Direct and Useful Observations from the Founder of Halcyon Molecular

Via Next Big Future, some thoughts from William Andregg, CEO and founder of Halcyon Molecular:

Question: How do your views on longevity and life extension compare with those of Aubrey de Grey and Ray Kurzweil?

Answer: Parts of SENS urgently should be funded and tested. That being said, I work on sequencing and not on SENS, because our approach to curing aging is first to turn biology into an information science - actually getting to untangling the morass of metabolism that SENS does an end run around. I believe we can get to a complete mechanistic understanding of human biology in only a few decades, which is a timeline more like Kurzweil’s. On the other hand, if SENS were being vigorously pursued today, it might save millions of lives before the total understanding approach avails us. It is good to have multiple bets.

As for Kurzweil, maybe this isn’t fair, and I’d like to hear his thoughts on it, but I’m afraid his books demotivate people who would otherwise contribute to the cause, maybe by giving the impression to some that the Singularity is not only coming, but actually inevitable. Eat right, exercise, take these pills, and don’t worry - those smart hardworking scientists over there will solve everything for you. In contrast, a great thing about Aubrey as a leader is that he harangues people to actually get off their asses and make a contribution.
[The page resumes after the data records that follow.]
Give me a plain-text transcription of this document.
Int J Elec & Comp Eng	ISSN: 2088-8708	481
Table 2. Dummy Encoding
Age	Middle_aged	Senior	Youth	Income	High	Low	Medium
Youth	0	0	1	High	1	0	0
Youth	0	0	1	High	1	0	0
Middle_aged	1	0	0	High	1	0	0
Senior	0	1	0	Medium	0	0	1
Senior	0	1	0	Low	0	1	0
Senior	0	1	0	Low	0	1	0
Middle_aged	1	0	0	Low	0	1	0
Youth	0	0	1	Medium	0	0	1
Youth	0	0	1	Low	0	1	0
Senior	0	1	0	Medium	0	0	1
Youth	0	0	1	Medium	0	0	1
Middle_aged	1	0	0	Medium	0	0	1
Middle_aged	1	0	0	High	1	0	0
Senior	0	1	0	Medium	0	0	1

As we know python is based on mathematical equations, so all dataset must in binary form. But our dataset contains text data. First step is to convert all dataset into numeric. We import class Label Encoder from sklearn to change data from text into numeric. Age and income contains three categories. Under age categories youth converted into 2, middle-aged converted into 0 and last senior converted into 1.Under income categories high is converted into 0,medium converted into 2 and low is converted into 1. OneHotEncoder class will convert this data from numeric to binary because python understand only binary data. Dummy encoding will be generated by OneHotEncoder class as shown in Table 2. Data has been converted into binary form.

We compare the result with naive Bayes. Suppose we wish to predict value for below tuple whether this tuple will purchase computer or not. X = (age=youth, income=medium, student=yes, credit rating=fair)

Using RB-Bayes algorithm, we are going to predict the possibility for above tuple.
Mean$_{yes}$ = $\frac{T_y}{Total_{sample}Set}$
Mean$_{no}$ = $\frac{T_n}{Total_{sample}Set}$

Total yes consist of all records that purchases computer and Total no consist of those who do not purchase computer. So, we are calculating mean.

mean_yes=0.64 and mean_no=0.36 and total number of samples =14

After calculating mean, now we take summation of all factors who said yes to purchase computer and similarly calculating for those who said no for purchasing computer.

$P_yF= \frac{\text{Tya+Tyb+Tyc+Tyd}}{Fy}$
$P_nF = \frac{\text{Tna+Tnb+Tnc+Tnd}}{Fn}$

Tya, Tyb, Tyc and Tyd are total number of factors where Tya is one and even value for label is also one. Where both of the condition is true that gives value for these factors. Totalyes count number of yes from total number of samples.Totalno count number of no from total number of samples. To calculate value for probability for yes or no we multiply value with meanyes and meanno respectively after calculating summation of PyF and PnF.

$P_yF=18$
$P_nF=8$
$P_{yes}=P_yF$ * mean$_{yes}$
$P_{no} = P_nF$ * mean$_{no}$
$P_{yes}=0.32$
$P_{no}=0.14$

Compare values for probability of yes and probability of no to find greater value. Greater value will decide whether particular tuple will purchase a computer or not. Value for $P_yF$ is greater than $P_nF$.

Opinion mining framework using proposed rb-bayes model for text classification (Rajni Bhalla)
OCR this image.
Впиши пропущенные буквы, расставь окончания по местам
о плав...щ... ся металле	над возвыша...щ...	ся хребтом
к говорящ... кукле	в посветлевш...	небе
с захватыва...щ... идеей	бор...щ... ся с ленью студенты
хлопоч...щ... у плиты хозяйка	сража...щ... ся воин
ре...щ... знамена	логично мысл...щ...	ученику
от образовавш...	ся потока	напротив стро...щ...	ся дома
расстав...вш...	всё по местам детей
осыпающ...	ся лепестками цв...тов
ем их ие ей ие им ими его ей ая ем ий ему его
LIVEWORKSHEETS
We might not survive the next twenty years. We may never cure aging. There is nothing inevitable about our success. Everyone who is talented enough to make a contribution should be trying to help, on all fronts, by any ethical means, like it’s life and death - because it is.

Which is well said. The future is what we make it to be - if we sit back and make nothing of it, then we will all suffer horribly, become frail, and die from the same causes and at the same ages as our parents. It is a stark choice: the potential of lives of centuries of good health on the one side, and the certainty of the abyss upon the other.

As I have been known to mention here and there, SENS and related repair-based strategies for reversing aging are the direct and fastest path to the defeat of age-related suffering, frailty and death. Other roads in the life sciences will get there in the end, but that end will arrive decades too late to help those of us in middle age who are reading this today. If we collectively fail to soon build SENS into a research community to rival institutional cancer science in scope and ambition, then many, many millions of lives will be lost as a consequence - our own a few drops amidst the tide. Fifty million deaths each year, repeated for every year that rejuvenation therapies remain unrealized.


Even if we create the perfect metabolic system (e.g. synthetic biology), SENS therapies will still be needed by those whose bodies have accumulated enough damage that their bodies cannot spontaneously self-correct. SENS is needed no matter what.

Posted by: kurt9 at December 7th, 2010 6:50 PM

I'm not sure I agree with him that having a full mechanistic description will be useful for aging. Aging results from side effects and errors, not the intended functioning of the system. To undo these errors is going to require specialized chemical or nanotech agents, a problem which is mostly independent of the details of metabolism. Of course, knowing all the pathways can help control the side effects of any therapies, but this is a secondary concern since there are no therapies now.

I do agree that Kurzweil's approach is not so helpful. In his vision, aging is all conflated with the AI singularity and his very dubious fantasies about humans harnessing the power of a star and spreading throughout the universe, etc etc. If he would stop talking about all that, and devote his energy to SENS, maybe he would have a chance to live to see some of it happen.

Posted by: William Nelson at December 8th, 2010 9:20 AM

Advanced synthetic biology could go beyond anything done in nature, it should not only further enhance metabolism, but it should also be usable to design machinery to sequester and export molecular garbage on a large scale throughout the body.

Suppose I have a hand with tons of accumulated molecular garbage, a very sloppy disposal mechanism would be to have the entire hand fall off and the construction of a brand new hand where the old one was. Of course this is only an example of sloppy export, more advanced in-situ collection of garbage and either repairing(via SENS-like mechanisms) or export of said garbage could very likely be implemented.